Monday, Apr. 27, 1953

Cad on the Make

THE FORTUNATE MAN (376 pp.]--Frank Tilsley--Messner ($3.95).

The main thing about Jimmy Magnall was that he meant to get ahead. But what was just as important was the fact that he did not mind using other people on the way up, cheerfully trampling them if they were still around after they had stopped being of use. And who was Jimmy? A nobody, really; in 1919 just a cocky kid from Birmingham, not long out of the army, and trying to make his way in a postwar London that had far fewer jobs than hungry Jimmies looking for them.

In The Fortunate Man, English Novelist Frank Tilsley proves that he knows the Jimmy Magnalls of England, at least, down to their last vulgarity and their final weakness. He also creates a picture of lower-class Londoners that jumps and twitches with life. Author Tilsley is no delicate craftsman; England is vastly overstocked with novelists who write silkier books. But compared to Tilsley, most of them seem pale fellows indeed. He has, as an English critic has said, "that uncommon thing, the Common Touch."
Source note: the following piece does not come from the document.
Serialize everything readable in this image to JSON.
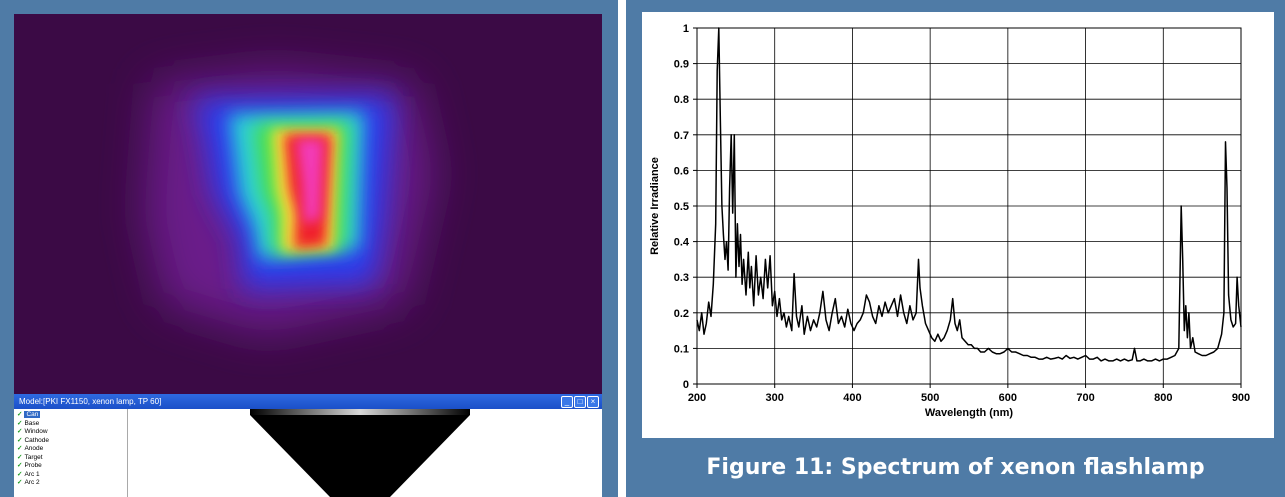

Devil with the Groceries. The common touch makes The Fortunate Man a readable book about what at first glance might seem to be dull people punching it out with life in a dull world. Jimmy got his start in a wholesale greengrocer's office in Covent Garden. Henderson, Grieve & Co. didn't know it, but this smiling, stocky braggart was going to make things pop for all of them. He started with the secretary, Florrie. In no time he had seduced her. Calling at her dismal slum home to tell her he would not marry her, Jimmy met her handsome younger sister Madge, promptly switched his affections and made Madge his mistress. As for poor Florrie, what else could she do but shine up to Herbert, a dull, decent office clerk, persuade him that she was carrying his child, and accept his offer of marriage?

But Jimmy was more than just a devil with the women. He had intelligence, and the brashness to throw it around. With his smiling ruthlessness he went up, up, up in Henderson & Grieve, was soon running it. When he tired of Madge, he turned her over to Henderson, and Henderson was grateful. Jimmy got rich sponging on wealthy women and outsmarting timid competitors. By the mid-'30s he was a big man, but for his restless ambition not nearly big enough. He took Madge back when she picked up a big chunk of money as a rich man's mistress, but ditched her a second time. He married for money, dropped his wife when he could get nothing more out of her.
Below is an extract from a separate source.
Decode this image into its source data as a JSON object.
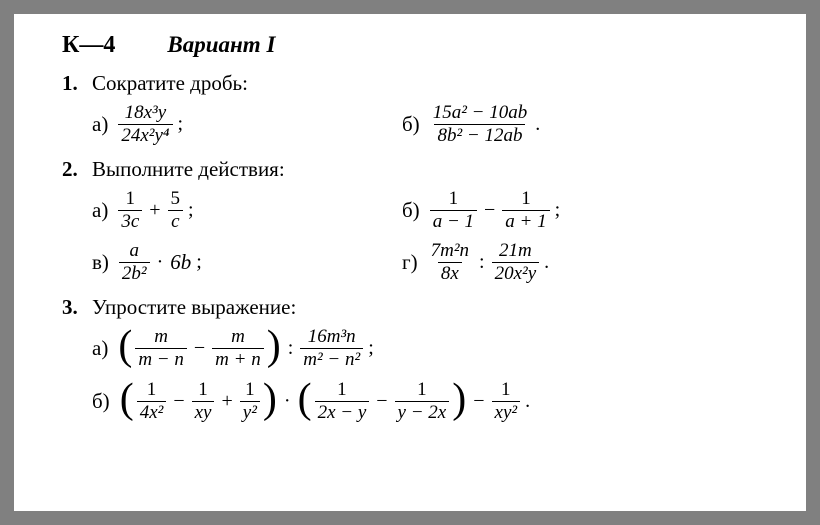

To the Top. Of course he had to have his comeuppance. His overextended business schemes went bust. He had stepped on his friends and walked out on his girls too often. Even stodgy Herbert and Florrie had lived more fully and had more to live for, even if their son was Jimmy's. But Jimmy stayed in character to the end. When he joined the army as a private at the start of World War II, he knew it would not be long before he was made a major. "Major?" He asked the question and corrected himself: "Brigadier!"

At 49, Author Tilsley has more than a dozen novels to his credit, but only one of them, Champion Road (1950), the story of a building promoter, has ever been picked for the export market. U.S. readers who choose British novels for their fine texture will not care for The Fortunate Man; those who like an older and lustier tradition well may.